Speeding up his pace, Leo began to take the most haphazard route possible, cutting over at every block, still hoping that maybe it was not true; Eleventh to Oak, Tenth to McGee and then finally left onto Ninth.  From there it was a straight run to the Savoy seven blocks away.  Looking back, it was still true.  The man had followed him through all of those streets and was still the same distance behind him.  His fears confirmed and all hope gone, Leo ditched the liquor package on a door stoop and took off at a run for the Savoy, embarrassed but too afraid to care.  Three blocks later, another similarly dressed but much shorter man with a mustache stepped out from behind a vehicle, put one hand inside his coat and watched silently as Leo approached.  Glancing quickly back, Leo saw that the other man had maintained his same distance and the two thugs had him neatly sandwiched between them.  Leo had reached full panic mode just as a police car turned down Ninth from behind the smaller man.  It gunned its engine just a little bit, enough to get the man’s attention, and after looking back he removed his hand from inside the coat and got back into his own vehicle.  A quick look from Leo confirmed that the taller man had also stopped his pursuit, a welcome fact but he kept running anyway.  Passing the police vehicle with a small wave, Leo did not stop until he was safely behind his own door, collapsed onto hands and knees and breathing heavily.

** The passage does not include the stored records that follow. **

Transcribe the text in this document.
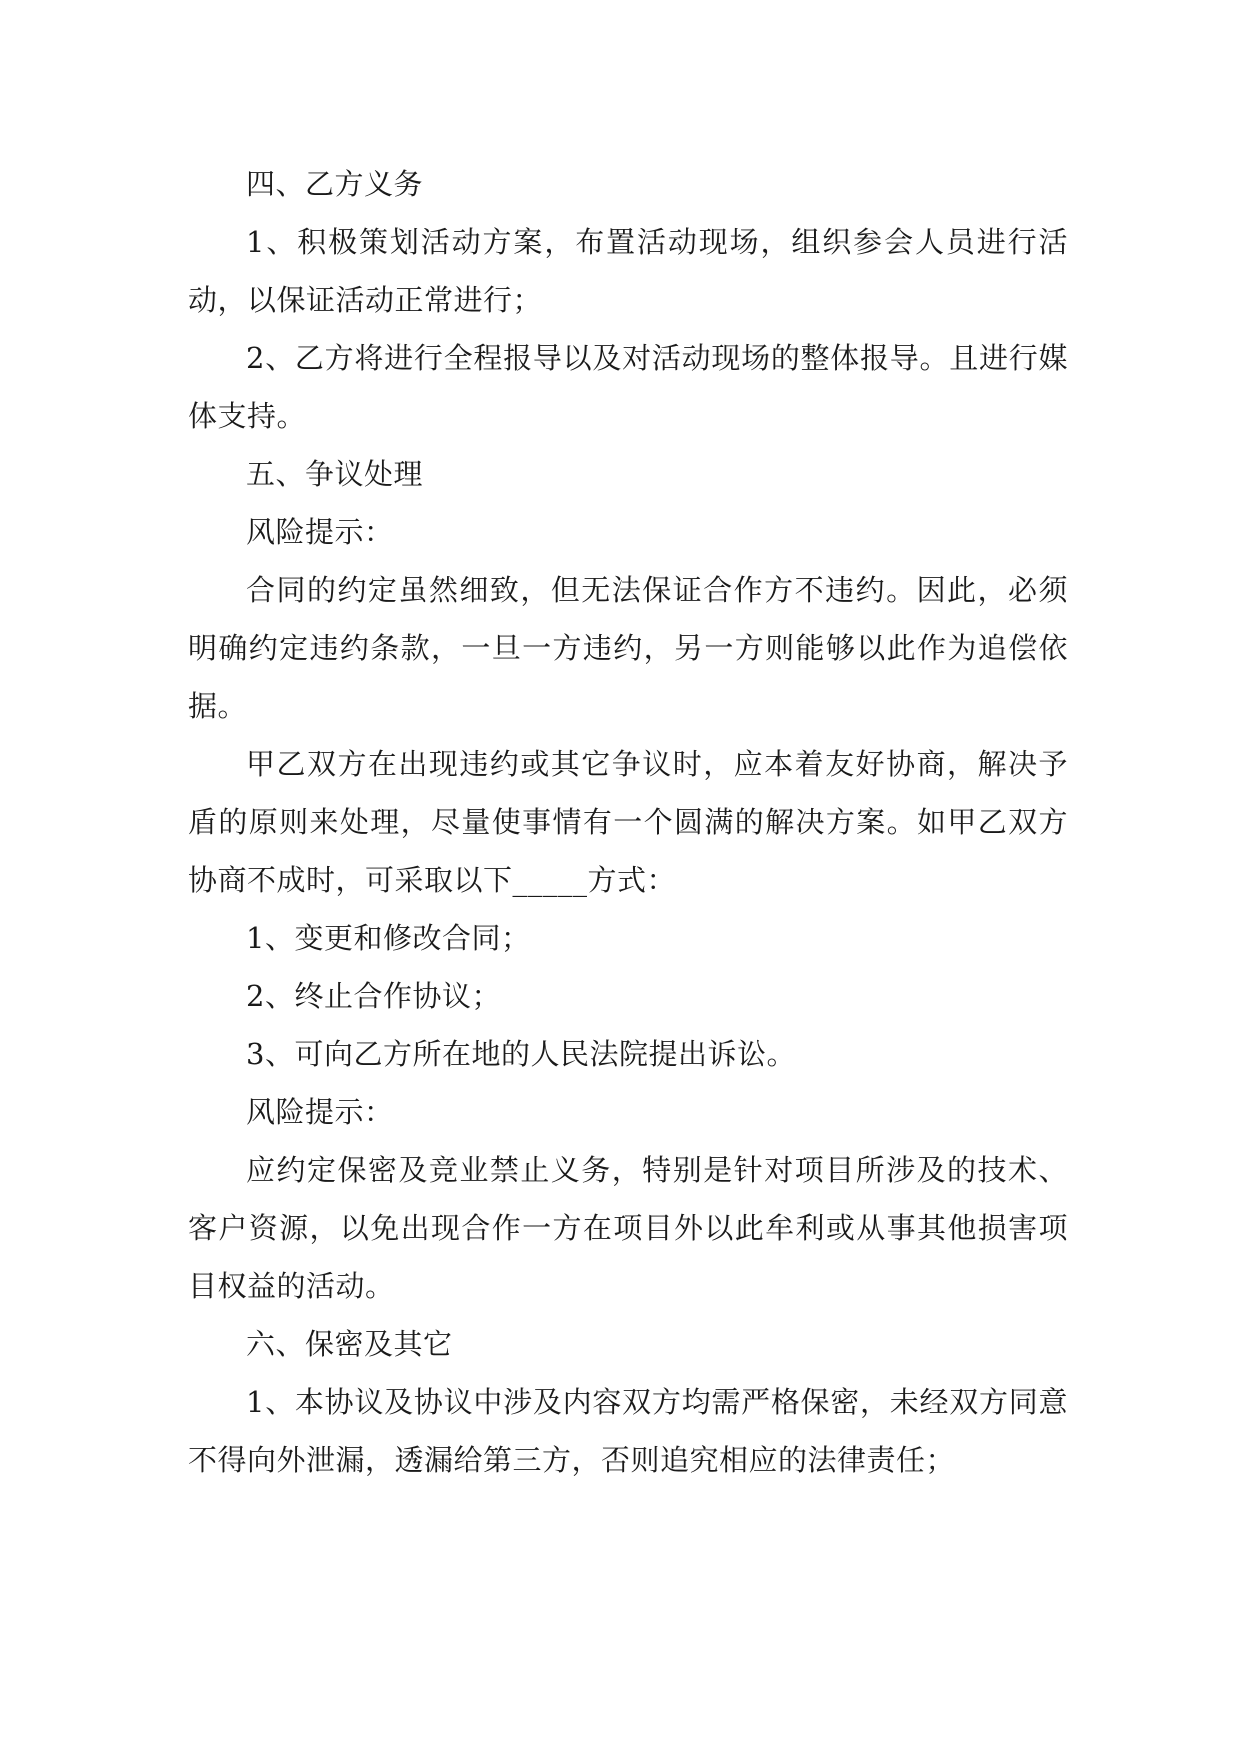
四、乙方义务

1、积极策划活动方案，布置活动现场，组织参会人员进行活动，以保证活动正常进行；

2、乙方将进行全程报导以及对活动现场的整体报导。且进行媒体支持。

五、争议处理

风险提示：

合同的约定虽然细致，但无法保证合作方不违约。因此，必须明确约定违约条款，一旦一方违约，另一方则能够以此作为追偿依据。

甲乙双方在出现违约或其它争议时，应本着友好协商，解决予盾的原则来处理，尽量使事情有一个圆满的解决方案。如甲乙双方协商不成时，可采取以下_____方式：

1、变更和修改合同；

2、终止合作协议；

3、可向乙方所在地的人民法院提出诉讼。

风险提示：

应约定保密及竞业禁止义务，特别是针对项目所涉及的技术、客户资源，以免出现合作一方在项目外以此牟利或从事其他损害项目权益的活动。

六、保密及其它

1、本协议及协议中涉及内容双方均需严格保密，未经双方同意不得向外泄漏，透漏给第三方，否则追究相应的法律责任；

It took him awhile to recover, and even longer to summon up the courage to leave his room, but Leo had to get a message to Pendergast.  Uncertain if the police vehicle was happy coincidence or a sign of protection, he needed to know as soon as possible.  Since he was absolutely certain that the men would be waiting outside for him if he left, the only way he could think of was to try to get a message to Pendergast through Red.  It took six hours of waiting, sitting nervously behind a large plant in the Savoy’s lobby, but eventually Red came strolling through the door and Leo bounded over, pulling him around the corner so they could not be seen from the road.

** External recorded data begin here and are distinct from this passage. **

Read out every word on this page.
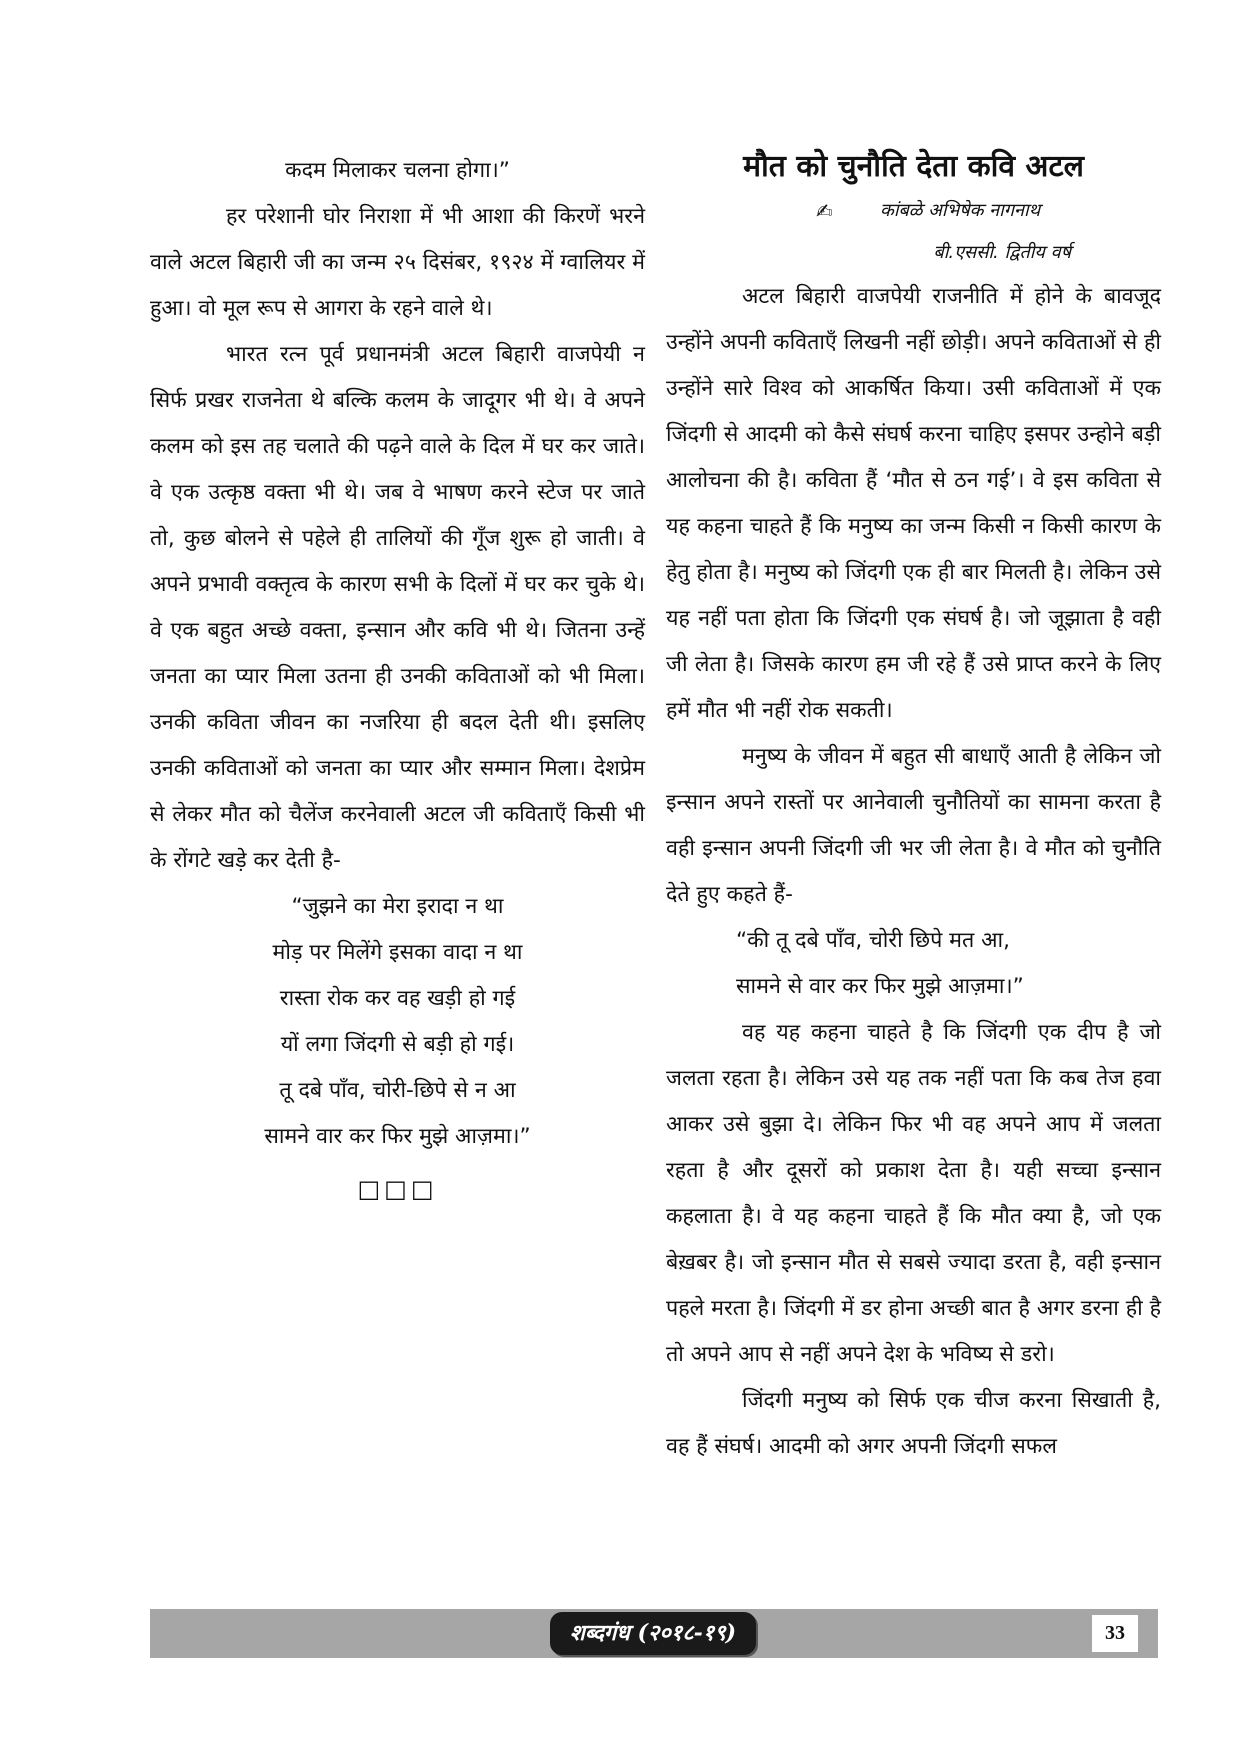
कदम मिलाकर चलना होगा।”

हर परेशानी घोर निराशा में भी आशा की किरणें भरने वाले अटल बिहारी जी का जन्म २५ दिसंबर, १९२४ में ग्वालियर में हुआ। वो मूल रूप से आगरा के रहने वाले थे।

भारत रत्न पूर्व प्रधानमंत्री अटल बिहारी वाजपेयी न सिर्फ प्रखर राजनेता थे बल्कि कलम के जादूगर भी थे। वे अपने कलम को इस तह चलाते की पढ़ने वाले के दिल में घर कर जाते। वे एक उत्कृष्ठ वक्ता भी थे। जब वे भाषण करने स्टेज पर जाते तो, कुछ बोलने से पहेले ही तालियों की गूँज शुरू हो जाती। वे अपने प्रभावी वक्तृत्व के कारण सभी के दिलों में घर कर चुके थे। वे एक बहुत अच्छे वक्ता, इन्सान और कवि भी थे। जितना उन्हें जनता का प्यार मिला उतना ही उनकी कविताओं को भी मिला। उनकी कविता जीवन का नजरिया ही बदल देती थी। इसलिए उनकी कविताओं को जनता का प्यार और सम्मान मिला। देशप्रेम से लेकर मौत को चैलेंज करनेवाली अटल जी कविताएँ किसी भी के रोंगटे खड़े कर देती है-

“जुझने का मेरा इरादा न था

मोड़ पर मिलेंगे इसका वादा न था

रास्ता रोक कर वह खड़ी हो गई

यों लगा जिंदगी से बड़ी हो गई।

तू दबे पाँव, चोरी-छिपे से न आ

सामने वार कर फिर मुझे आज़मा।”

□□□

मौत को चुनौति देता कवि अटल

✍	कांबळे अभिषेक नागनाथ

बी.एससी. द्वितीय वर्ष

अटल बिहारी वाजपेयी राजनीति में होने के बावजूद उन्होंने अपनी कविताएँ लिखनी नहीं छोड़ी। अपने कविताओं से ही उन्होंने सारे विश्व को आकर्षित किया। उसी कविताओं में एक जिंदगी से आदमी को कैसे संघर्ष करना चाहिए इसपर उन्होने बड़ी आलोचना की है। कविता हैं ‘मौत से ठन गई’। वे इस कविता से यह कहना चाहते हैं कि मनुष्य का जन्म किसी न किसी कारण के हेतु होता है। मनुष्य को जिंदगी एक ही बार मिलती है। लेकिन उसे यह नहीं पता होता कि जिंदगी एक संघर्ष है। जो जूझाता है वही जी लेता है। जिसके कारण हम जी रहे हैं उसे प्राप्त करने के लिए हमें मौत भी नहीं रोक सकती।

मनुष्य के जीवन में बहुत सी बाधाएँ आती है लेकिन जो इन्सान अपने रास्तों पर आनेवाली चुनौतियों का सामना करता है वही इन्सान अपनी जिंदगी जी भर जी लेता है। वे मौत को चुनौति देते हुए कहते हैं-

“की तू दबे पाँव, चोरी छिपे मत आ,

सामने से वार कर फिर मुझे आज़मा।”

वह यह कहना चाहते है कि जिंदगी एक दीप है जो जलता रहता है। लेकिन उसे यह तक नहीं पता कि कब तेज हवा आकर उसे बुझा दे। लेकिन फिर भी वह अपने आप में जलता रहता है और दूसरों को प्रकाश देता है। यही सच्चा इन्सान कहलाता है। वे यह कहना चाहते हैं कि मौत क्या है, जो एक बेख़बर है। जो इन्सान मौत से सबसे ज्यादा डरता है, वही इन्सान पहले मरता है। जिंदगी में डर होना अच्छी बात है अगर डरना ही है तो अपने आप से नहीं अपने देश के भविष्य से डरो।

जिंदगी मनुष्य को सिर्फ एक चीज करना सिखाती है, वह हैं संघर्ष। आदमी को अगर अपनी जिंदगी सफल

शब्दगंध (२०१८-१९)	33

“They almost got me today, right out on the street!  I can’t believe it, right out on the street, in the open!”

Red pulled Leo’s hand, which was grabbing a fistful of his overcoat, away and shook his head.  “I told you Lee, ya were stupid to think that wasn’t going to happen.  I warned you.”

“I know it, damn it! Still though, you know, the police came at just the right moment, it saved me I’m telling you.  You think,”

“No,” Red interrupted, “that wasn’t nothin’ like what you’re thinking right now.  Nobody was trying to save you, it was just your own stupid man’s dumb luck.”